BlackBerry is laying off more workers as the company tries to adapt to the modern smartphone environment.

The Canadian phone maker has confirmed that 200 jobs at its hometown headquarters in Ontario as well as its base in Florida as it looks to cut costs as part of a long-standing reinvention.

The Florida cuts will affect 75 workers in BlackBerry’s manufacturing business, according to a local government website, with the cuts in Ontario reportedly hitting workers involved with the company’s BB10 smartphone software platform, Reuters reported.

This includes Gary Klassen, one of BlackBerry’s longest-lasting employees and the inventor of its BBM messaging service, who the company confirmed had departed in the latest round of cuts.

Turnaround

blackberry priv“As BlackBerry continues to execute its turnaround plan, we remain focused on driving efficiencies across our global workforce,” BlackBerry said in a statement, although it did not say what percentage of its business was affected by the cuts.

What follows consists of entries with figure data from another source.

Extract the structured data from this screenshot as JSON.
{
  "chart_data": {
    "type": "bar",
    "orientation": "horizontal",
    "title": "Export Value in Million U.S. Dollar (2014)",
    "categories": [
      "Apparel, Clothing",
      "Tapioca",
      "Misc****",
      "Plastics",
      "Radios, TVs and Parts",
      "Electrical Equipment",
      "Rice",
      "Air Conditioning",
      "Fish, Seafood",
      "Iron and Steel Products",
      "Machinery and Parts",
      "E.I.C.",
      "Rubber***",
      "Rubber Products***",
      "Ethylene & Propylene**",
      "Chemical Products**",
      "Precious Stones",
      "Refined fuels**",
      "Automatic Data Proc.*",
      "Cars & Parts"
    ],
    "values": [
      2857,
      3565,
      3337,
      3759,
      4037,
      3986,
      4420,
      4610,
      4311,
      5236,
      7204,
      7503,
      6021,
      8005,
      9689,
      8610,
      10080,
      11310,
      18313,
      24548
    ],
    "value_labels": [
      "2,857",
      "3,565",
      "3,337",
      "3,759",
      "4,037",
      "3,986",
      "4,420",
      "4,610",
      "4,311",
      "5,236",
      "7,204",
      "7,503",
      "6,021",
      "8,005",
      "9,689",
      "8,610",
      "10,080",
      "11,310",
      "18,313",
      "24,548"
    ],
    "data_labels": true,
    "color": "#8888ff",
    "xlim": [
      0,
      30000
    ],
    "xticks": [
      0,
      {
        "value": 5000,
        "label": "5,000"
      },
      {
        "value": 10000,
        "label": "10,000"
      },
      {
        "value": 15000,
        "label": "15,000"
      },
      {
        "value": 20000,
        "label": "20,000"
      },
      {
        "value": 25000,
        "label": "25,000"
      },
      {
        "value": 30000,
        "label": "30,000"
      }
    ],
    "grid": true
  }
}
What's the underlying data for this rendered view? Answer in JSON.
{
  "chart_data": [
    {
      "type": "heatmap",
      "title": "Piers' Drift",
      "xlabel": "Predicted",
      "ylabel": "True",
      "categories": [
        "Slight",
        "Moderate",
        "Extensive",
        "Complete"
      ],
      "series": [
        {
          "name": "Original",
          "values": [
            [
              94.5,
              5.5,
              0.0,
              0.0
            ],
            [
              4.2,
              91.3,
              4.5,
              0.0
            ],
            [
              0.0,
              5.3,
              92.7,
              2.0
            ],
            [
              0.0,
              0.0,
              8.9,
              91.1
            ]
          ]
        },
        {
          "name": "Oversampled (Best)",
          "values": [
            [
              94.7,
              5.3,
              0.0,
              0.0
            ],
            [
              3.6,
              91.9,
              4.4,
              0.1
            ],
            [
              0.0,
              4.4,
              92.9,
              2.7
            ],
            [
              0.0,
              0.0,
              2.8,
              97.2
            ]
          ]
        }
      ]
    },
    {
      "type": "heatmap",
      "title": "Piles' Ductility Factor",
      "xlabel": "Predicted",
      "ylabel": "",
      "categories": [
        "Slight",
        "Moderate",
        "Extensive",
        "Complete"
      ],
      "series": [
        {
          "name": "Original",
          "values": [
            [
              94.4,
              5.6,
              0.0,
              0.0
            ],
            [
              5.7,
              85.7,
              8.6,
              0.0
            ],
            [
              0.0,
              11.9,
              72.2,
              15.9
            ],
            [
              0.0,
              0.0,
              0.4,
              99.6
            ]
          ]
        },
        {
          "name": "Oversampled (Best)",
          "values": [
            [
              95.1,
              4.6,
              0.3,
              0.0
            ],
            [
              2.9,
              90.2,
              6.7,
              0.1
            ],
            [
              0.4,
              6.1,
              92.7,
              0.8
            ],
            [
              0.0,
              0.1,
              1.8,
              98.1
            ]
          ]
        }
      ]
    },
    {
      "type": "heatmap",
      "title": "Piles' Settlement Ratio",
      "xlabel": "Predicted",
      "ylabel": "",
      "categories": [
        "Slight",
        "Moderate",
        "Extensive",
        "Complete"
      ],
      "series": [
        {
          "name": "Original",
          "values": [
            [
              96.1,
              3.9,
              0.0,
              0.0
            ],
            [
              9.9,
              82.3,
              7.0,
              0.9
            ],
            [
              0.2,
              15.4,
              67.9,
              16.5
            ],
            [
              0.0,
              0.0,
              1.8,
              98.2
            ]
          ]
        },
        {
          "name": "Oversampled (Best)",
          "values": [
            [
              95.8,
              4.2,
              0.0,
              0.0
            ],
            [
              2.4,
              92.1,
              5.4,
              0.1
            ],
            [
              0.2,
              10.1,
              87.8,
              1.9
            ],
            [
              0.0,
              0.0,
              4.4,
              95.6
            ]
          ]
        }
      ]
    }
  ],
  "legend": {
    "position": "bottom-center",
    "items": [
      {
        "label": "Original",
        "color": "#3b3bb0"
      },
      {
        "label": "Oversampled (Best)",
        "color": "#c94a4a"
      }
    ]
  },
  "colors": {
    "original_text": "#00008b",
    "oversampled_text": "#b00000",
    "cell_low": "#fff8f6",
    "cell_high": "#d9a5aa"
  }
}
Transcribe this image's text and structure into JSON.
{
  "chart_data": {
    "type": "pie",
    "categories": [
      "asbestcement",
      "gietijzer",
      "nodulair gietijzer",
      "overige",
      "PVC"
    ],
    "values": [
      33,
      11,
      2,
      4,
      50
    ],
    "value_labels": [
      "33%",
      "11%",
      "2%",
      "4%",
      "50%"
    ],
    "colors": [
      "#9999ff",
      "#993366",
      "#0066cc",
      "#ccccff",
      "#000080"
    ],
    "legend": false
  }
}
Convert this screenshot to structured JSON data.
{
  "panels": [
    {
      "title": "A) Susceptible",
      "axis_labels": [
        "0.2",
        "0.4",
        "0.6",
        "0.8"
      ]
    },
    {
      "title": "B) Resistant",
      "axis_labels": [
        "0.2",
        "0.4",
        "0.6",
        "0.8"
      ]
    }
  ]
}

The company last downsized its workforce in July 2015, when it confirmed that “some employees” had lost their jobs as part of its ongoing restructuring process and efforts to refocus on security and management tools.

This followed an earlier round of layoffs two months previously, when an ‘undisclosed number’ of employees lost their jobs as part of refocusing efforts, which in recent months have seen BlackBerry release its first ever Android-powered device, the Priv (pictured above).

A report in February 2015 found that BlackBerry had about 6,225 full-time employees, according to its website, although it’s not known what this number will fall to following these latest cuts.

The company’s most recent financial results, released back in December, found that the company posted a smaller than expected loss, with CEO John Chen confident that its service-focused strategy and devices running Android can help it continue its recovery.